You need to know the output of RNN, which is (batch, seq_len, num_directions * hidden_size) for batch_first=True. Pytorch stacks the output for each step, so you see the second dim of the output is seq_len. When you predict 1 step ahead, you don’t need all the output of RNN. What you really need from r_out is r_out[ :, -1, : ]. The alternative is to use a combination of the outputs of all the steps. One classic method to do that is using attention mechanism.

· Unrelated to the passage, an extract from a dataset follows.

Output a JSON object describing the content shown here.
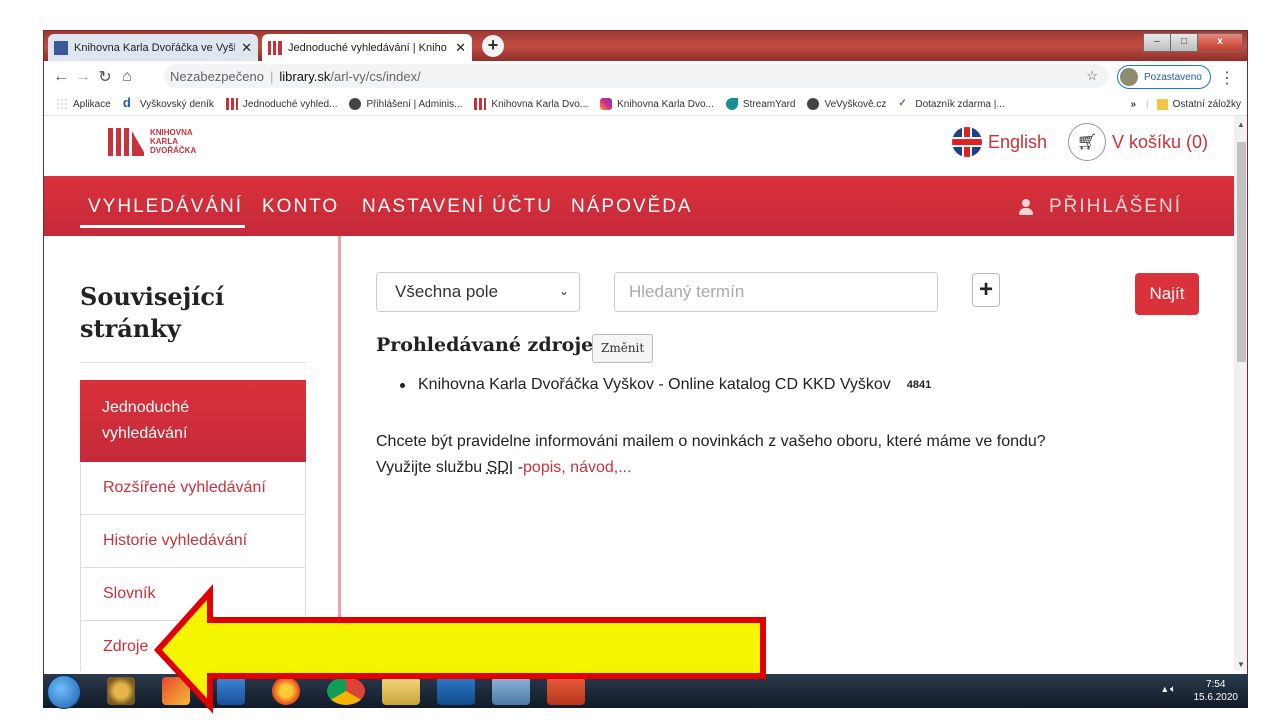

x_tensor = torch.Tensor(x).unsqueeze(0) # unsqueeze gives a 1, batch_size dimension

The 1st dim of x_tensor is batch_size, but in your RNN

self.rnn = nn.RNN(input_size, hidden_dim, n_layers, batch_first=False)

You set batch_first=False


Thanks a lot, @Hong, so to predict one-step ahead I just need the last output in the sequence, and I also set batch_first = True

Hi @BlueWolf90. From the programming perspective, when you do

r_out = r_out.view(-1, self.hidden_dim)

you are concatenating the output of all steps, which causes the shape mismatch.
From the project’s perspective, the last step output encodes the “information” from previous steps, which is sufficient to predict the next step for most of applications. However, for some applications, it might not be the case. I believe it is a good practice to try using a weighted sum of all previous steps’ outputs (this is a simple way to apply attention mechanism). And use validation dataset to find out which is better.